Tutulamayan söz

3.4K 325 137
                                    

Çaresizlik.

Her insan çaresiz kalır.Çaresiz kalmamızı sağlayan , insanların zayıf olduğumuz kısımlar da kullanılmasıdır.

Herkesin başına gelir.Güçlü insanın başına bile.

Küçük çocuğun en sevdiği çikolatanın elinden alınması,İnternet bağımlısı olan gencin internet paketi bitmesi gibi.Ama bunlar maddi yönden.Bunlar eline geçebilir.

Peki insanların size acıyan gözlerle bakması ya da istemesek de muhtaç olmak?

Ben ikinci grubtaydım.

Onları görmesemde ben varken aralarında fısır fısır konuşmaları ya da muhtaç kalmak.

Her şeyi küçükken halletmiştim sanıyordum.Çoğu zaman işimi kendim görür ve fazla ortalık da dolaşmazdım.Ama bakıyorum ki sadece sanmışım.

Ölümle burun buruna gelip kendini kurtaramamak.
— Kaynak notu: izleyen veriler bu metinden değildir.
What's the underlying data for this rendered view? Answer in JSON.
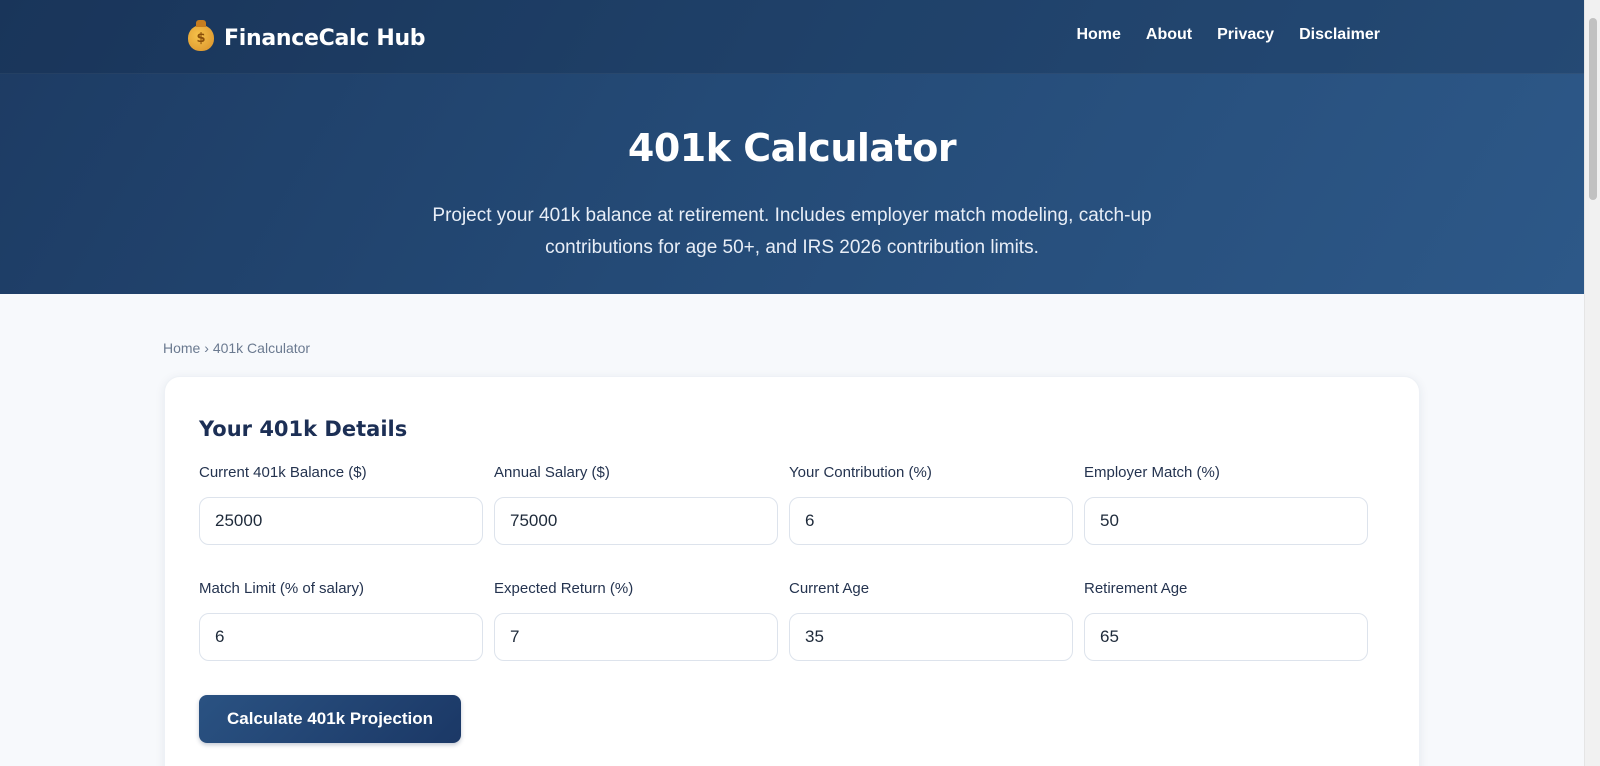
{
  "brand": {
    "name": "FinanceCalc Hub",
    "icon": "money-bag-icon"
  },
  "nav": {
    "items": [
      "Home",
      "About",
      "Privacy",
      "Disclaimer"
    ]
  },
  "hero": {
    "title": "401k Calculator",
    "subtitle_line1": "Project your 401k balance at retirement. Includes employer match modeling, catch-up",
    "subtitle_line2": "contributions for age 50+, and IRS 2026 contribution limits."
  },
  "breadcrumb": {
    "home": "Home",
    "separator": "›",
    "current": "401k Calculator"
  },
  "form": {
    "title": "Your 401k Details",
    "fields": [
      {
        "label": "Current 401k Balance ($)",
        "value": "25000"
      },
      {
        "label": "Annual Salary ($)",
        "value": "75000"
      },
      {
        "label": "Your Contribution (%)",
        "value": "6"
      },
      {
        "label": "Employer Match (%)",
        "value": "50"
      },
      {
        "label": "Match Limit (% of salary)",
        "value": "6"
      },
      {
        "label": "Expected Return (%)",
        "value": "7"
      },
      {
        "label": "Current Age",
        "value": "35"
      },
      {
        "label": "Retirement Age",
        "value": "65"
      }
    ],
    "submit_label": "Calculate 401k Projection"
  },
  "colors": {
    "hero_start": "#1d3b63",
    "hero_end": "#2d5888",
    "button": "#1b3866",
    "page_bg": "#f7f9fc"
  }
}
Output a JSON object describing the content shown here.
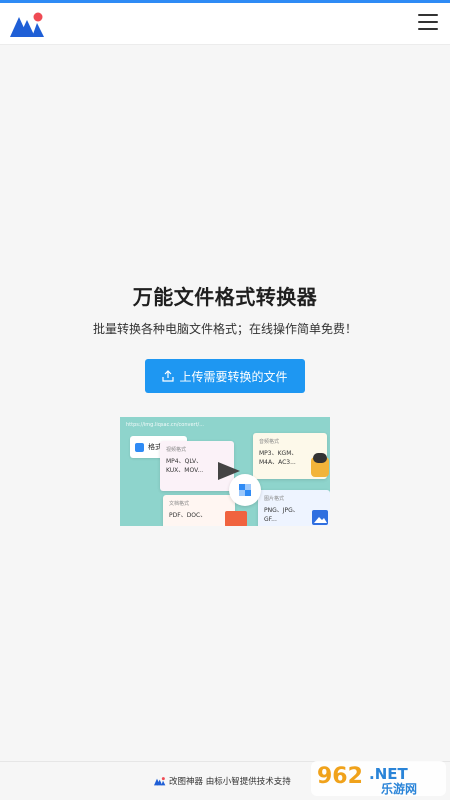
{
  "header": {
    "logo": "brand-logo",
    "menu_icon": "hamburger-menu-icon"
  },
  "main": {
    "title": "万能文件格式转换器",
    "subtitle": "批量转换各种电脑文件格式；在线操作简单免费！",
    "upload_button": {
      "label": "上传需要转换的文件",
      "icon": "upload-icon"
    }
  },
  "banner": {
    "url": "https://img.liqsac.cn/convert/...",
    "tag_label": "格式转换",
    "cards": [
      {
        "title": "视频格式",
        "lines": [
          "MP4、QLV、",
          "KUX、MOV..."
        ]
      },
      {
        "title": "音频格式",
        "lines": [
          "MP3、KGM、",
          "M4A、AC3..."
        ]
      },
      {
        "title": "文档格式",
        "lines": [
          "PDF、DOC、"
        ]
      },
      {
        "title": "图片格式",
        "lines": [
          "PNG、JPG、",
          "GF..."
        ]
      }
    ]
  },
  "footer": {
    "text": "改图神器 由标小智提供技术支持"
  },
  "watermark": {
    "number": "962",
    "suffix": ".NET",
    "cn": "乐游网"
  },
  "colors": {
    "accent": "#1e97f2",
    "topline": "#2f8bf5",
    "logo_dot": "#ef4b54",
    "logo_blue": "#1f5fd6"
  }
}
Kendimi bir bankın üzerinde yatarken buldum ve kendime gelmemi sağlayan, tanıdık kişinin endişeli sesini duymaktı.

Yavaşça görmeyen gözlerimi açtım.

"Taehyung aç göz- , ah uyandın."dedi. endişeli ses normale dönerken.
Ve o an bedenimi güçlü kollar tarafından ele geçirildi.
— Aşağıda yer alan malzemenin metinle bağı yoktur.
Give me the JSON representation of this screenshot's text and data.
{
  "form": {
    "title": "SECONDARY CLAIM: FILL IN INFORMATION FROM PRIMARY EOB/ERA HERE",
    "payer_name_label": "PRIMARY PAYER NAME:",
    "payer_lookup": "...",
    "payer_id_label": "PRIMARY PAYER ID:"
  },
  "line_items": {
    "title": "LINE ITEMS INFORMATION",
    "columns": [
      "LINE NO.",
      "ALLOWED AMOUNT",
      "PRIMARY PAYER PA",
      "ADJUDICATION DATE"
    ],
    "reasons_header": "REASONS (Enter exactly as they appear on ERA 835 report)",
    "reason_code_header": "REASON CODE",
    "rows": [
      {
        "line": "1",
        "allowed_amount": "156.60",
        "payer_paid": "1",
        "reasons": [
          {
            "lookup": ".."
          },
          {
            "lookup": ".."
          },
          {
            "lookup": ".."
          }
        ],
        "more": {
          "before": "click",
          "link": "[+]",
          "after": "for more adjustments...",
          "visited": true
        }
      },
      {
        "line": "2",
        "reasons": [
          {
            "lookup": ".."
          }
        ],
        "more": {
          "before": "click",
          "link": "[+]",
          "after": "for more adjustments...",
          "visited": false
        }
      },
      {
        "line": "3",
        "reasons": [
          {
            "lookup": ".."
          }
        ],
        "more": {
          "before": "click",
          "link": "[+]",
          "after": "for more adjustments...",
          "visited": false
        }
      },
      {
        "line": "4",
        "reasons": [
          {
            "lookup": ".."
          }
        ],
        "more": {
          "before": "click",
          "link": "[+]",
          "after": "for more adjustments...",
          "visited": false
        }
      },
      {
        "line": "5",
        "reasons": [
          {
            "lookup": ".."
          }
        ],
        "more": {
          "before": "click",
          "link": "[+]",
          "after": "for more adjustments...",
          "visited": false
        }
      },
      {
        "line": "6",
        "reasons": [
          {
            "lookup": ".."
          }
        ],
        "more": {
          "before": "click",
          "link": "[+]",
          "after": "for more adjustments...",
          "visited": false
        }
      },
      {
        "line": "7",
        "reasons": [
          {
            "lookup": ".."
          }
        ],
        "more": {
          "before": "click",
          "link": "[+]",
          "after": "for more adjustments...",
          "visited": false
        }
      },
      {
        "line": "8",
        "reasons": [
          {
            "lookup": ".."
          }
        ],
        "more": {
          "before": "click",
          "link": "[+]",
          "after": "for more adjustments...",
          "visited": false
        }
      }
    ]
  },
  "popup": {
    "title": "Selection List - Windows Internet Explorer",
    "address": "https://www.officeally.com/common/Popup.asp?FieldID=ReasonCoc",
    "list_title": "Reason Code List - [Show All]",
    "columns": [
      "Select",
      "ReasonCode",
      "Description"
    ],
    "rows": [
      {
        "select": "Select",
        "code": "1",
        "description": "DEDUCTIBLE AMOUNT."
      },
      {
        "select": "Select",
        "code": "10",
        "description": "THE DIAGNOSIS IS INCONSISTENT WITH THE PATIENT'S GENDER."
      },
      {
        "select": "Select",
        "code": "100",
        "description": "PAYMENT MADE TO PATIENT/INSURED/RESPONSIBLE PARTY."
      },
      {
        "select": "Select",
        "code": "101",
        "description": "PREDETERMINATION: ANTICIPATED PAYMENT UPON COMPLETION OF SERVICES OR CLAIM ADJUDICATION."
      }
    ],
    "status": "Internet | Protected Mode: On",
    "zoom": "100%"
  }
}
"Sana bir şey olacak diye çok korktum.Geç kaldım diye çok kendime kızdım.Ama şuan burdasın,benim kollarımın arasındasın." Dedi dahada sıkarak.

"Hyung iyiyim merak etme." derken her nefes aldığım da oksijen yerine onun gül kokusunu alıyordum.Ama bugün hyung'u acaip çok kokladım.isteyerek istemeyerek.eğer hala alırsam gül tiryakisi olacağım.
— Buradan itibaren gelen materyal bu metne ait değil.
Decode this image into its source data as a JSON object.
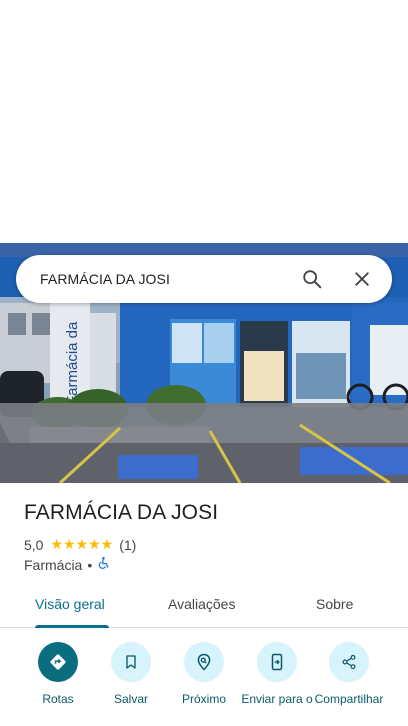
{
  "search": {
    "query": "FARMÁCIA DA JOSI"
  },
  "place": {
    "name": "FARMÁCIA DA JOSI",
    "rating": "5,0",
    "stars": "★★★★★",
    "reviews_count": "(1)",
    "category": "Farmácia",
    "separator": "•",
    "accessibility_icon": "wheelchair-icon"
  },
  "storefront_sign": "Farmácia da",
  "tabs": [
    {
      "label": "Visão geral",
      "active": true
    },
    {
      "label": "Avaliações",
      "active": false
    },
    {
      "label": "Sobre",
      "active": false
    }
  ],
  "actions": [
    {
      "label": "Rotas",
      "icon": "directions-icon"
    },
    {
      "label": "Salvar",
      "icon": "bookmark-icon"
    },
    {
      "label": "Próximo",
      "icon": "nearby-icon"
    },
    {
      "label": "Enviar para o",
      "icon": "send-to-phone-icon"
    },
    {
      "label": "Compartilhar",
      "icon": "share-icon"
    }
  ],
  "colors": {
    "accent": "#0b6e8c",
    "action_bg": "#d7f3fb",
    "primary_action_bg": "#0b6e7f",
    "star": "#fbbc04"
  }
}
"Hyung iyiyim ama sıkı sarılmandan dolayı öleceğim "dedim gülerek

"Ah farketmedim.Özür dilerim" diyerek benden ayrıldı.Ve güzel koku gitti yerine sigara kokusu ve içime ürperti geldi.

Bank da doğruldum.Ellerimi banka koyduğumda canımın yandığını hissettim.Sonrasında acı dolu inlemem.

"Taehyung eline ne oldu?" Diyerek nefesini çenemde,elini elimde hissettim.elime bakıyordu.

"Taehyung eline cam kırıklıkları saplanmış ve çıkartıp sarmazsak daha da artacak.Bu yüzden doğruca hastaneye gidiyoruz." diyerek kolumdan tutup beni ayağa kaldırdı.Çantamıda hyung alarak yürümeye başladık.Biraz yürüdükten sonra durduk galiba bisiklete gelmiştik.Bisiklet demişken Jin hyung beni nasıl bulupta kurtardı.

"Taehyung bisiklete binsene" diyerek hızlıca iki bileğimide tutup omzuna götürdü.Ama kanayan elimdeki cam kırıkları ona gelebilirdi.

"Hyung omzundan tutamam yoksa sana zarar gelir.Ve kendimi halsiz hissediyorum.Tutsam bile yere yapışacak gibiyim şuan."

"O zaman ellerini omzumda değil karnımda birleştir.Ve yere yapışacak gibiysen..." derken onu bekledim.Bir kaç hareketlilikten sonra belime bir şey geçirmişti ama önümde bağlamadı direk kendisine de götürdü.Elimi değdiģimde dantelli bir tüldü.Bunun onda ne işi vardı ki? Yoksa bir kıza mı aitti? Yada sapık olup kızların eşyalarından parça alıp koklayan tipten miydi?

"Hyung bu ne?" dedim korkarak.sapık olmamasını umuyordum.

"Ölen annemin boynundaki fular" demesiyle içime hüzün kaplandı.
O bana iyilik yaparken ona sapık dedim.

"Özür dilerim hyung" .Jin hyung'un nefesini burnumda hissettim.
"Önemli değil." dedikten sonra biraz utanarak ona arkadan sarıldım.Fuları önünde bağlamıştı.Farkettim de ellerimi bağlamasam bile yine jin hyung'a yapışık olacaktım.Nedense bu haraket kalbimi hızlandırdı.Kalbimi önemsememek için aklımda ki soruları sormalıydım.